(CNN)Diapers are a pricey, essential item for parents. Now, they’re getting even more expensive, hurting low-income families already struggling with the pandemic’s economic woes.
Disposable diaper prices rose 8.7% during the year ending April 10, according to the latest numbers from NielsenIQ, which tracks point of sale data from retailers. Diaper makers recently said they are planning additional price increases, which may further stretch low-income families’ budgets if stores choose to pass on the hikes.
Kimberly-Clark (KMB), the maker of Huggies and Pull-Ups, will increase prices on these products by mid-to-high single-digit percentages in June, while Procter & Gamble (PG)— which manufactures Pampers, Luvs and All Good diapers — will raise prices on such brands in the mid-to-high single digit percentage range in mid-September.
Diapers were already a major cost burden for families.
It costs around $80 a month to provide diapers for one child, and one in three American families struggled to afford diapers even before the pandemic, according to Joanne Goldblum, chief executive officer of the National Diaper Bank Network.
Demand for diaper banks has surged during the pandemic. The non-profit group, which has a nationwide network of over 200 diaper banks, reported an 86% increase on average in the number of diapers distributed to children and families during the pandemic compared to pre-pandemic figures.
Federal food assistance programs such as Supplemental Nutrition Assistance Program (SNAP) and Women, Infants and Children (WIC), which provides aid to low-income women who are pregnant, breastfeeding, or have young children, cannot be used to purchase diapers. Thirty-six states charge sales tax on diapers, according to the group.

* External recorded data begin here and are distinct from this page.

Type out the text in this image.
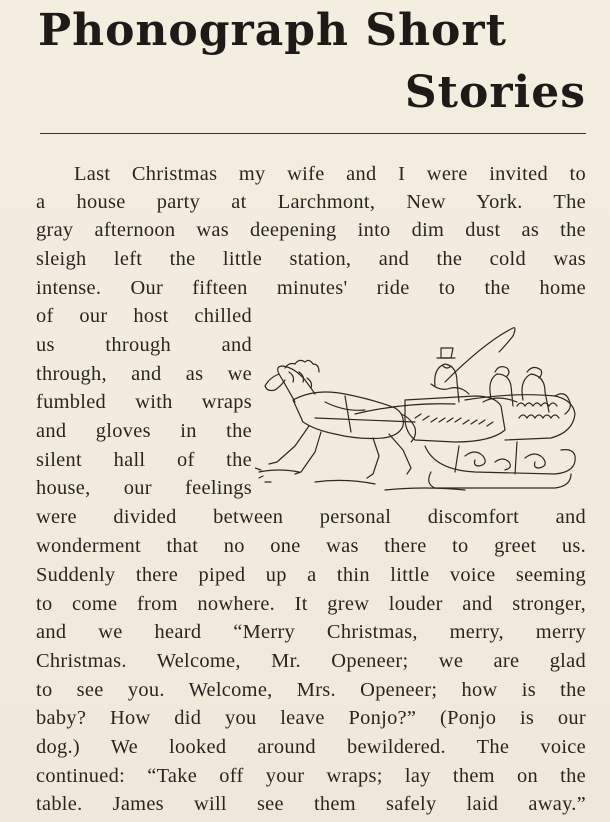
Phonograph Short
Stories
Last Christmas my wife and I were invited to
a house party at Larchmont, New York. The
gray afternoon was deepening into dim dust as the
sleigh left the little station, and the cold was
intense. Our fifteen minutes' ride to the home
of our host chilled
us through and
through, and as we
fumbled with wraps
and gloves in the
silent hall of the
house, our feelings
were divided between personal discomfort and
wonderment that no one was there to greet us.
Suddenly there piped up a thin little voice seeming
to come from nowhere. It grew louder and stronger,
and we heard “Merry Christmas, merry, merry
Christmas. Welcome, Mr. Openeer; we are glad
to see you. Welcome, Mrs. Openeer; how is the
baby? How did you leave Ponjo?” (Ponjo is our
dog.) We looked around bewildered. The voice
continued: “Take off your wraps; lay them on the
table. James will see them safely laid away.”
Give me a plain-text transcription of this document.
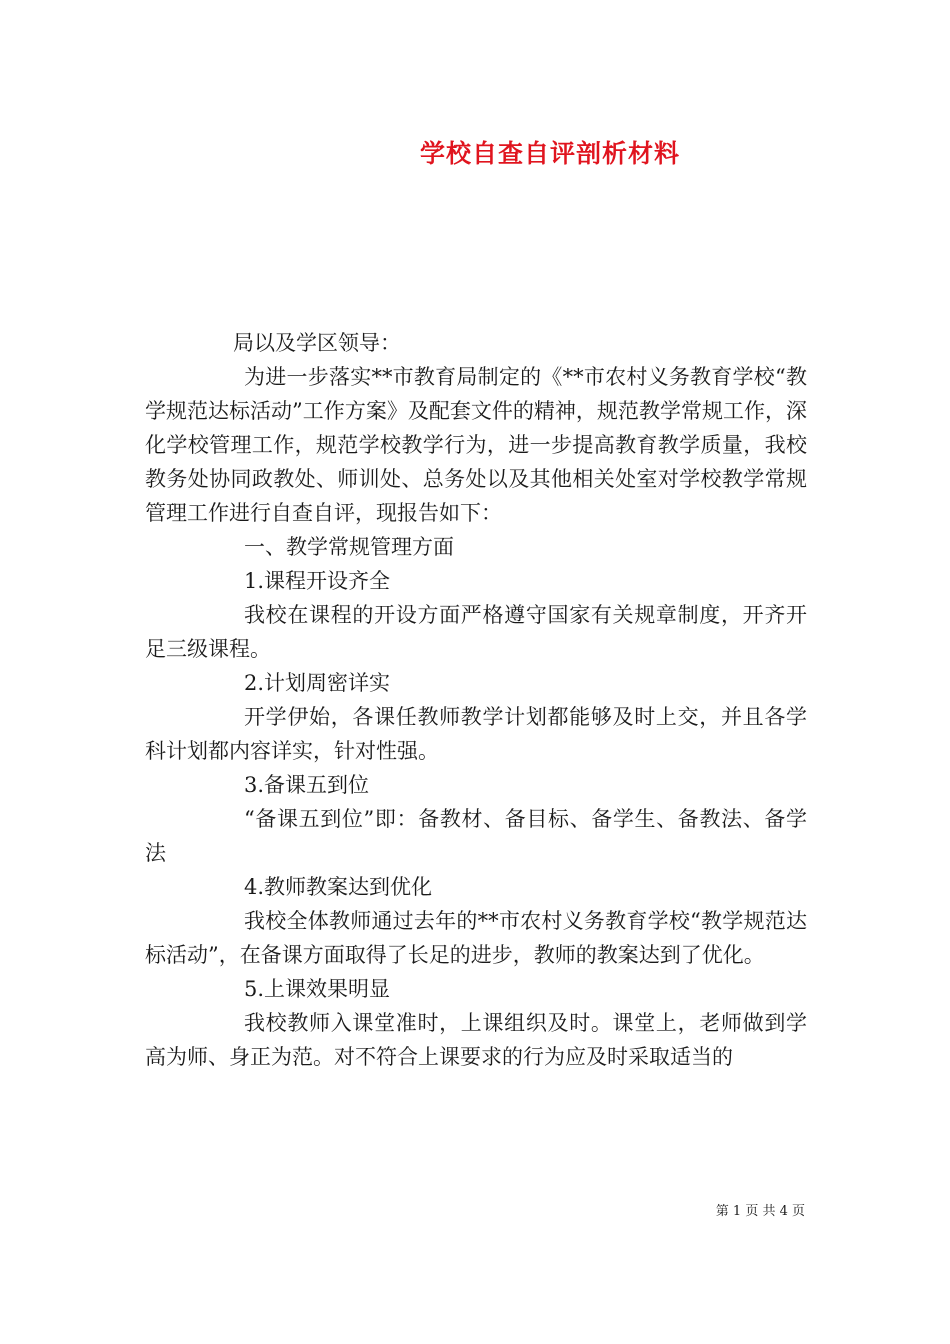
学校自查自评剖析材料

局以及学区领导：

为进一步落实**市教育局制定的《**市农村义务教育学校“教学规范达标活动”工作方案》及配套文件的精神，规范教学常规工作，深化学校管理工作，规范学校教学行为，进一步提高教育教学质量，我校教务处协同政教处、师训处、总务处以及其他相关处室对学校教学常规管理工作进行自查自评，现报告如下：

一、教学常规管理方面

1.课程开设齐全

我校在课程的开设方面严格遵守国家有关规章制度，开齐开足三级课程。

2.计划周密详实

开学伊始，各课任教师教学计划都能够及时上交，并且各学科计划都内容详实，针对性强。

3.备课五到位

“备课五到位”即：备教材、备目标、备学生、备教法、备学法

4.教师教案达到优化

我校全体教师通过去年的**市农村义务教育学校“教学规范达标活动”，在备课方面取得了长足的进步，教师的教案达到了优化。

5.上课效果明显

我校教师入课堂准时，上课组织及时。课堂上，老师做到学高为师、身正为范。对不符合上课要求的行为应及时采取适当的

第 1 页 共 4 页
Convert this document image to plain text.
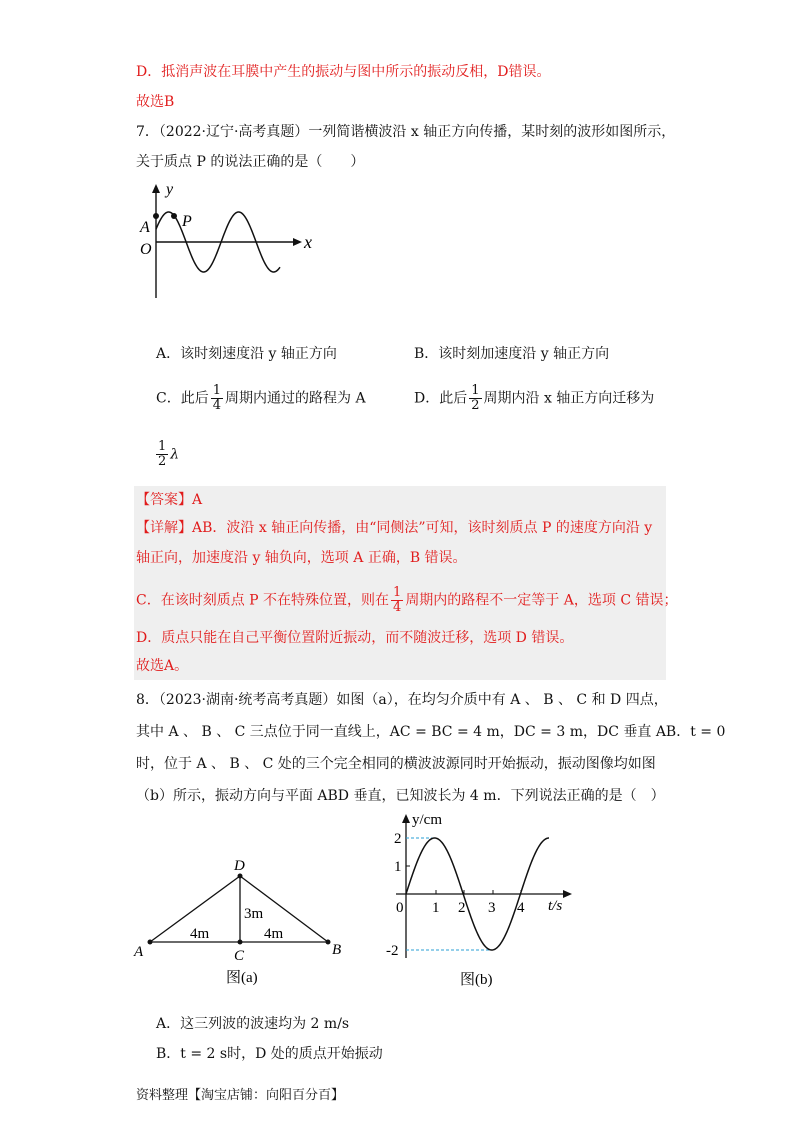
D．抵消声波在耳膜中产生的振动与图中所示的振动反相，D错误。
故选B
7．（2022·辽宁·高考真题）一列简谐横波沿 x 轴正方向传播，某时刻的波形如图所示，
关于质点 P 的说法正确的是（　　）
y
x
O
A P
A．该时刻速度沿 y 轴正方向	B．该时刻加速度沿 y 轴正方向
C．此后 $\frac{1}{4}$ 周期内通过的路程为 A	D．此后 $\frac{1}{2}$ 周期内沿 x 轴正方向迁移为
$\frac{1}{2}$ λ
【答案】A
【详解】AB．波沿 x 轴正向传播，由“同侧法”可知，该时刻质点 P 的速度方向沿 y
轴正向，加速度沿 y 轴负向，选项 A 正确，B 错误。
C．在该时刻质点 P 不在特殊位置，则在 $\frac{1}{4}$ 周期内的路程不一定等于 A，选项 C 错误；
D．质点只能在自己平衡位置附近振动，而不随波迁移，选项 D 错误。
故选A。
8．（2023·湖南·统考高考真题）如图（a），在均匀介质中有 A 、 B 、 C 和 D 四点，
其中 A 、 B 、 C 三点位于同一直线上，AC = BC = 4 m，DC = 3 m，DC 垂直 AB．t = 0
时，位于 A 、 B 、 C 处的三个完全相同的横波波源同时开始振动，振动图像均如图
（b）所示，振动方向与平面 ABD 垂直，已知波长为 4 m．下列说法正确的是（　）
A	B
C
D
4m	4m
3m
图(a)
y/cm
t/s
2
1
-2
0 1 2 3 4
图(b)
A．这三列波的波速均为 2 m/s
B．t = 2 s时，D 处的质点开始振动
资料整理【淘宝店铺：向阳百分百】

The tax can range from 2.5% in Virginia to 7% in Indiana, Mississippi and Tennessee.
“It’s going to be harder. No doubt,” Goldblum said of low-income families’ ability to afford diapers. “Anytime there’s an increase in the cost of basic necessities, it impacts people living in poverty at a more considerable rate.”
Assuming the average monthly diaper bill is $80, diapers take up almost 8% of a full-time federal minimum wage salary of $7.25 an hour after taxes, according to Jennifer Randles, an associate professor of sociology at California State University, who studies diaper needs among families.
Randles said higher prices on diapers disproportionally impact women. “Higher prices [on diapers] hit women harder because they’re more likely to be solo parents, they tend to make lower wages, and they’re more likely to lose or cut back on work hours for childcare needs.”
There were 9.5 million single-parent households in the United States in 2020, according to the Census Bureau, and single-mother led households made up more than 80% of such households.
The reason behind diaper price hikes
So why are prices rising? It’s simple: producers want to offset higher input and raw material costs so their margins don’t get squeezed.
Commodity prices have been rising, thanks to high demand for products, supply-chain disruptions and surging shipping costs. All these price hikes are now coming home to roost — in consumers’ wallets.
Rising prices for diapers come as millions of US families grapple with the economic effects of the pandemic.
Nearly 10% of US families — 8.1 million to be exact — included at least one unemployed family member last year. That was double the number from 2019, when 4.9% of families confronted unemployment.
While many people have been able to find employment again as the economy began to reopen, the extreme joblessness of the last year has put a serious dent into family finances. For some, that made it harder to afford essentials and other household needs.
Some parents also had to drop out of the workforce in the pandemic to care for their children.
As many schools shifted to remote learning to keep children safe during the height of the pandemic, many parents — often mothers — were forced to leave the labor force in order to support younger family members’ learning.